Earlier this month, antisense drug eplontersen – licensed from Ionis in a $3.6 billion deal – was filed with the FDA on the strength of 35-week data from the phase 3 NEURO-TTRansform trial in patients with polyneuropathy associated with hereditary ATTR.

Now, the two companies say longer-term follow-up shows the drug efficacy is maintained for 66 weeks, with the drug hitting co-primary endpoints on neuropathic disease progression, quality of life scores and reduction of the levels of disease biomarker TTR in the blood compared to an external placebo group.

Patients with hereditary ATTR with polyneuropathy suffer debilitating nerve damage throughout their body resulting in the progressive loss of motor function that typically leads to disability within five years of diagnosis and can be fatal within 10.

AZ paid $200 million upfront in 2021 to partner eplontersen, Ionis’ second drug for ATTR after Tegsedi (inotersen), which has lagged in the ATTR polyneuropathy market behind Alnylam’s Onpattro (patisiran), as well as Pfizer’s Vyndaqel/Vyndamax (tafamidis), which is also approved to treat cardiomyopathy associated with the disease.

AZ and Ionis hope eplontersen can mount a stronger challenge in the market, aided by a subsequent filing in cardiomyopathy – assuming the results of the ongoing phase 3 CARDIO-TTRansform are positive when it reads out in the first quarter of 2025.

Tegsedi and Onpattro are also in cardiomyopathy trials, potentially setting up an intriguing four-way marketing tussle for market share in that category, as well as polyneuropathy.

“With limited treatment options currently available, there is an urgent unmet medical need for new therapies and earlier, accurate diagnosis across the different types of this systemic, progressive, and fatal condition,” commented AZ’s head of R&D, Mene Pangalos.

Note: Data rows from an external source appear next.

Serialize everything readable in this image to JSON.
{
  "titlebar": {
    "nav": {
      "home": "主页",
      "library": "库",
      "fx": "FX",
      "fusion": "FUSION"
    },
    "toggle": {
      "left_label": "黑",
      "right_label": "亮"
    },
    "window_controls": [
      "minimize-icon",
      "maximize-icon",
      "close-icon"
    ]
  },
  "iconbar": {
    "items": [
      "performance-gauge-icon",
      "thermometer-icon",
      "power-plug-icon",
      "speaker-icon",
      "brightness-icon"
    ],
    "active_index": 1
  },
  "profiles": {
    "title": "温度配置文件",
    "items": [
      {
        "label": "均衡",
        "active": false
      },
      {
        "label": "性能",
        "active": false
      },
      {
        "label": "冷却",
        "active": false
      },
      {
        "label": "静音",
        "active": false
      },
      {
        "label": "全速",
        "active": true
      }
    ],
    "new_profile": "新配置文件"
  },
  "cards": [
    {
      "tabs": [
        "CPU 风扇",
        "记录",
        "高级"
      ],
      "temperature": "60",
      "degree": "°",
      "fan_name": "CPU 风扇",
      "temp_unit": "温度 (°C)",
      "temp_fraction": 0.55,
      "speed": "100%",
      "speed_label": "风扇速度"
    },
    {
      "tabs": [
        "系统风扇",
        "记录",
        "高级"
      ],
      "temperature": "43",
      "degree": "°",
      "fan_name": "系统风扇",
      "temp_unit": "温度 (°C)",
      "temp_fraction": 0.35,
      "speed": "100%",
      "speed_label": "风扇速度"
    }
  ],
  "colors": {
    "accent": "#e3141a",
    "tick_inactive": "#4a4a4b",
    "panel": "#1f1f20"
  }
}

Analysts at GlobalData predicted recently that orally-active Vyndaqel may eventually lose out to its rivals, as they seem to offer great efficacy, despite being given via a needle. Pfizer booked almost $2.5 billion from the drug last year.

As they wait for the outcome of the FDA’s deliberations by 22nd December, AZ and Ionis maintain that eplontersen has “best-in-class” credentials that will be apparent when the full results from NEURO-TTRansform – both 35-week and 66-week data – are presented at the American Academy of Neurology (AAN) annual meeting in April.

Among the characteristics that separate eplontersen is that it is suitable for self-administration by patients once a month, whereas Onpattro – currently its closest rival – has to be administered intravenously in a clinic every three weeks. Tegsedi can also be self-injected, but once every seven days.